Bazen demek ki hiç beğenmediğin ya da olumsuz tüm vasıfları yüklediğin insanların bile bir sözü oluyor hayatında. Öyle ya da böyle, hayatında bir yeri oluyor bu insanların. Her gün televizyonda, radyoda, gazetede her an karşımızda, olunca başka bir seçenek de kalmıyor açıkcası. Bu kadar görünen bir insanın, bozuk bir saatin bile günde 2 defa doğruyu göstermesi gibi hayatlarında sayılı defa doğruyu gösterme ve yapma şansları olabilir. Bütün bu medyatik hayatları boyunca da göz önünde oldukları için de doğruyu gösterme zamanlarına da şahit oluyoruz kimi zaman.

Amma velakin benim en çok canımı sıkan husus ise şudur ki; bu insanların müzik kalitesini 100e katlayıp üstüne bir de güzel bir cila çekicek ne insanlar biliyorum.
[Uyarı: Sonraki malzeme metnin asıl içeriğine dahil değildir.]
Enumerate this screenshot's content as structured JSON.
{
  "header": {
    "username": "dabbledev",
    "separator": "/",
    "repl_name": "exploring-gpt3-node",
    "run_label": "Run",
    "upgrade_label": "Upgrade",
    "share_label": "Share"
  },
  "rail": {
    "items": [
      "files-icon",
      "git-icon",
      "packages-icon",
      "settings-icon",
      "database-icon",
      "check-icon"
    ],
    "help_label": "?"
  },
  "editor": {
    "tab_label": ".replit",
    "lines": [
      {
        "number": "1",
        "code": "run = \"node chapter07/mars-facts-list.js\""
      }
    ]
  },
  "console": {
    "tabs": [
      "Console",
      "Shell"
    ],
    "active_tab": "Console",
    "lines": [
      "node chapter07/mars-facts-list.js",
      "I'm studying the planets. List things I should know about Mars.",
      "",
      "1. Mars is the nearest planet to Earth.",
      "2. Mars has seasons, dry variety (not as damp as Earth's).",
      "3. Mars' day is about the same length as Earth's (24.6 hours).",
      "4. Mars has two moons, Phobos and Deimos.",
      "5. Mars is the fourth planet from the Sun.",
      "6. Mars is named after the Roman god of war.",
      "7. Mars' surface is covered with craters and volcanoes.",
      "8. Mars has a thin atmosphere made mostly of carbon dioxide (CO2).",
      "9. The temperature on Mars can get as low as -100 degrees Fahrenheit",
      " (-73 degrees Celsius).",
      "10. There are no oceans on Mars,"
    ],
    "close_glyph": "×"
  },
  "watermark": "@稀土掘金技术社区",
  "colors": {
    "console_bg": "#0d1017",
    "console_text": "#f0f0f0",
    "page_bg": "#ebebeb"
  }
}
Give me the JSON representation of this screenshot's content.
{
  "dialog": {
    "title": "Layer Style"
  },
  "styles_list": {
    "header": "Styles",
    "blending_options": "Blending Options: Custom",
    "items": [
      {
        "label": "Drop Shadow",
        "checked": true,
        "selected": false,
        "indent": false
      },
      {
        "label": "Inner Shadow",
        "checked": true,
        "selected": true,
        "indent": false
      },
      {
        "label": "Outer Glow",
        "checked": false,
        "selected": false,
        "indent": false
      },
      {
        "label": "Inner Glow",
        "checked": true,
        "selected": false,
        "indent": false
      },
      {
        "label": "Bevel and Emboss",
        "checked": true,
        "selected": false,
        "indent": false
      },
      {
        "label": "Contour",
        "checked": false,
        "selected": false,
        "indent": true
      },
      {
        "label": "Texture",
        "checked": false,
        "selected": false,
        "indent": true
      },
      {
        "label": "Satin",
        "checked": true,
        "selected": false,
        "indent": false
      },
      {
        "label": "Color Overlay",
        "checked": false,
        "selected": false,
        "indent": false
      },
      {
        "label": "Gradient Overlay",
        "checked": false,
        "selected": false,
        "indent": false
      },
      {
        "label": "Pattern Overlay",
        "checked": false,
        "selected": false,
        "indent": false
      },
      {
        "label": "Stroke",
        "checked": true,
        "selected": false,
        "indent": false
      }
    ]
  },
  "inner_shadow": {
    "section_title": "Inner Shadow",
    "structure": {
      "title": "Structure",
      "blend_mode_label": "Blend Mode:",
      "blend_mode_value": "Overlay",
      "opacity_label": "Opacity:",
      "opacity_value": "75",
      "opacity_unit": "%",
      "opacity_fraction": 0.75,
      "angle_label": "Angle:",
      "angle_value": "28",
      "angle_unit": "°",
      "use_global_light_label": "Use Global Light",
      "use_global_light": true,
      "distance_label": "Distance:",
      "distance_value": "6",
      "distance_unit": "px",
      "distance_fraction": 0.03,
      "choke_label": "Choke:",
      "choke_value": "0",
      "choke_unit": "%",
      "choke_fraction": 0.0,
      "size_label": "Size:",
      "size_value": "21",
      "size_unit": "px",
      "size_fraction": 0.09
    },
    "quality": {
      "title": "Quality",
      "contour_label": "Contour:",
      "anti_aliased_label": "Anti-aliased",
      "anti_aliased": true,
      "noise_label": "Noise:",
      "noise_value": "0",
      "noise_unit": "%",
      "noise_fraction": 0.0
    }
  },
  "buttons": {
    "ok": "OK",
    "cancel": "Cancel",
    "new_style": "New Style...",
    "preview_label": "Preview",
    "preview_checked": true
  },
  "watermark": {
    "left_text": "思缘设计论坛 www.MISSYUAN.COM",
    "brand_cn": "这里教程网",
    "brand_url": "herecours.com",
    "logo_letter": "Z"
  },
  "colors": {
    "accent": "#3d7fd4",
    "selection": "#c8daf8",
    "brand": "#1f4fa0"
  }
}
Kaldı ki bu insanlar genel kültürleri, insani duyarlılıkları, dünya görüşleri olarak da bu bozuk saatlere tur bindirirler.

Peki asıl soruna geliyoruz. Bu bozuk saatler nasıl oluyor da bahsettiğim müzik ve sanat kalitesi açısından zengin kişileri oyun dışı bırakıyorlar?

İşte sanırım burda en büyük sebeplerden biri bu medyatik kişilerimizin bir zamanlar kaybedicek bir sıfatları, ya da kendini mahcup hissedicek bir çevreleri olmadığı için her mübah yolu deneyip, yüzleri kızarmadan buralara gelebildiler. Fakat söz konusu ikinci bahsettiğim gruba geldiğinde çok sevdikleri bu uğraşıları, çoğu zaman meslekleridir de bu uğraş verdikleri alan, onların onur ve yüz kızartıcı davranışları yapmak için bir bahaneleri olmamıştır.